/Beat The 80/20 Merchandising Rule

Beat The 80/20 Merchandising Rule

By: Furniture World Magazine 
Decisions that impact cash flow, warehouse operations sales performance and image must be properly planned.


Merchandising decisions impact cash flow, warehouse operations, sales performance, and image; yet many buyers in our industry operate basically from the seat of their pants. Buying decisions are often unplanned reactions to special deals, the newest hottest item, or something that a buyer has fallen in love with. Merchandising processes should rely on detailed information, should be well planned and therefore, by necessity, be labor intensive.

The number one reason that companies go out of business is poor cash flow. There are several things that well run organizations do to appropriately maintain cash flow. At the top of the list is a strong and consistent focus on merchandising processes since well-run organizations recognize that their number one physical asset is their inventory. Having a good computer system aids in the processes of understanding merchandise performance, and this allows you to be able to drill-down to each merchandise category, each vendor and ultimately to each item. Smaller operations with limited SKU’s may be able to handle the processes manually. However, not maximizing the use of a good computer system will preclude growth.

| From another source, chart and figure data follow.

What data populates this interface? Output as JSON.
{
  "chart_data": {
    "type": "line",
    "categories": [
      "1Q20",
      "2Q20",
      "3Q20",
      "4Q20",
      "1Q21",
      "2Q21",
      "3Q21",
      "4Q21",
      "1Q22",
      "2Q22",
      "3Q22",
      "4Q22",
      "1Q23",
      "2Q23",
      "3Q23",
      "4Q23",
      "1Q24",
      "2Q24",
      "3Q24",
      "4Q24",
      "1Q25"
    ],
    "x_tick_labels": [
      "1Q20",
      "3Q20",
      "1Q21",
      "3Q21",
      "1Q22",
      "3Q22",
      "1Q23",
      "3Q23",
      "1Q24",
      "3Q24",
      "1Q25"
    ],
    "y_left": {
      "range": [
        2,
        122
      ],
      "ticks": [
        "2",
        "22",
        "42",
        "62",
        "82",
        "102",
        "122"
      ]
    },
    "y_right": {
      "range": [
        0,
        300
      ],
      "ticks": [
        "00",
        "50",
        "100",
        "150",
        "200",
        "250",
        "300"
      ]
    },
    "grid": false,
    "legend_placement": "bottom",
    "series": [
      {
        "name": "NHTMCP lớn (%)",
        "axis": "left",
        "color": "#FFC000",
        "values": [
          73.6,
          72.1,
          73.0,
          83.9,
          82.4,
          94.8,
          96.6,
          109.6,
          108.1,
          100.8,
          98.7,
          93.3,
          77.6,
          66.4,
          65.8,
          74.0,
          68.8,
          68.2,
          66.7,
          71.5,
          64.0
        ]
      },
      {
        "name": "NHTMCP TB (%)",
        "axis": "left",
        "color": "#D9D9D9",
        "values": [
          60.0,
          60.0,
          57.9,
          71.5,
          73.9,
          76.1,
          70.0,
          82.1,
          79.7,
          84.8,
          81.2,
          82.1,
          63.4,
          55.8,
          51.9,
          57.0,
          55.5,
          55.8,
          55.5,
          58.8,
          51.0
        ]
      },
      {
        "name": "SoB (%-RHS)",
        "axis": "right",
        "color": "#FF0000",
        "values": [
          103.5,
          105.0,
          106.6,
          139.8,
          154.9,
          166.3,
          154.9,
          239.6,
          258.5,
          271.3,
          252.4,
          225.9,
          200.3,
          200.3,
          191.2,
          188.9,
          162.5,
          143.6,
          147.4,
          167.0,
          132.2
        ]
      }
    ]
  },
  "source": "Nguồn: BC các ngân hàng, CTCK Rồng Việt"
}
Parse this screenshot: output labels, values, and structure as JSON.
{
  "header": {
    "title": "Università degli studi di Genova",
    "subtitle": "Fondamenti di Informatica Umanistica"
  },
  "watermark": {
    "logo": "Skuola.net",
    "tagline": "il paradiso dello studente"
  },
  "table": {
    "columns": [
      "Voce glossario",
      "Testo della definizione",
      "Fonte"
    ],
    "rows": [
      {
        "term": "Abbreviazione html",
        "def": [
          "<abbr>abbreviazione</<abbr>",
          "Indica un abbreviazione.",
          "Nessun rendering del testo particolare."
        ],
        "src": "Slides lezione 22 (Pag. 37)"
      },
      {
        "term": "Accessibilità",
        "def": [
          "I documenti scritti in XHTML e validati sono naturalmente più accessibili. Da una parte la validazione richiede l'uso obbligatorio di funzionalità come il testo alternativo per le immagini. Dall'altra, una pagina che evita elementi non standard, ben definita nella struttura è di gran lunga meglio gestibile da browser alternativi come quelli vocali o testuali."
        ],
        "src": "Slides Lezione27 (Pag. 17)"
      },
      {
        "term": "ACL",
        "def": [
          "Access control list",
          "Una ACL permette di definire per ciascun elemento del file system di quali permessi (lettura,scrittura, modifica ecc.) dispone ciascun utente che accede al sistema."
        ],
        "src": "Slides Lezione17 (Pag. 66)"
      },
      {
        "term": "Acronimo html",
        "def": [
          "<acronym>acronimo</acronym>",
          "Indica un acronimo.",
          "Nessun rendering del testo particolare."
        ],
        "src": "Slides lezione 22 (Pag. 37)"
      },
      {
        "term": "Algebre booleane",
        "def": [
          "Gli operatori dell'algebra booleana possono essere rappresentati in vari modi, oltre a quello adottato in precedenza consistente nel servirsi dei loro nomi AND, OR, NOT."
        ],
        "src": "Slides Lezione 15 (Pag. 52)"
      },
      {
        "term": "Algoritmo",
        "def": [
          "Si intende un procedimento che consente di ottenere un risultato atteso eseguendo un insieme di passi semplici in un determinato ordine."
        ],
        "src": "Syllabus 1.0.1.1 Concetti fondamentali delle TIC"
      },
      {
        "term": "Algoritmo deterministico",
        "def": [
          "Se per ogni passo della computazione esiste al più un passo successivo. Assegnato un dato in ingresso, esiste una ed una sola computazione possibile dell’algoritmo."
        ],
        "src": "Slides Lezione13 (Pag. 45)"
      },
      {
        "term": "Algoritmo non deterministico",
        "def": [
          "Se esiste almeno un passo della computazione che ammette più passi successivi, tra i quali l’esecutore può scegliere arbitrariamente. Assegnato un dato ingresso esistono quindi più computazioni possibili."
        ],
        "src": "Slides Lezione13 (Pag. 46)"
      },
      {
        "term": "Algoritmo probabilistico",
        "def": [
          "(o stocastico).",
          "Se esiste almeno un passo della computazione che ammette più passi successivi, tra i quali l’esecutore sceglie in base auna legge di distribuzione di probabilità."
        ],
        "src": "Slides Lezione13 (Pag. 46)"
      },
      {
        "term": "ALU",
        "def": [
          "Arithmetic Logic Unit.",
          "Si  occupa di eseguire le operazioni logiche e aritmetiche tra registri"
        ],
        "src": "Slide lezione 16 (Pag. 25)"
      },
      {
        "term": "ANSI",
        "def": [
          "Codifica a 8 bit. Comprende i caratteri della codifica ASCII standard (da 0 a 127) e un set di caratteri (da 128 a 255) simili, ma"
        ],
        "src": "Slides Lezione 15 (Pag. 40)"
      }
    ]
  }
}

Merchandise is an asset. It is, unfortunately, a depreciating asset. Sitting on shelves in a warehouse it is best viewed as piles of money sitting under a mattress or buried in the backyard. You may be comforted to know that you own the asset, but every day its value diminishes. Excess inventory should be viewed not as case goods and accessories, but rather as piles of cash loosing value daily. Expenses associated with excess inventory are approximated below. These costs total about $20 to $30/$100 on average. That means that a $100 item in inventory today will become a $130 item one year from now.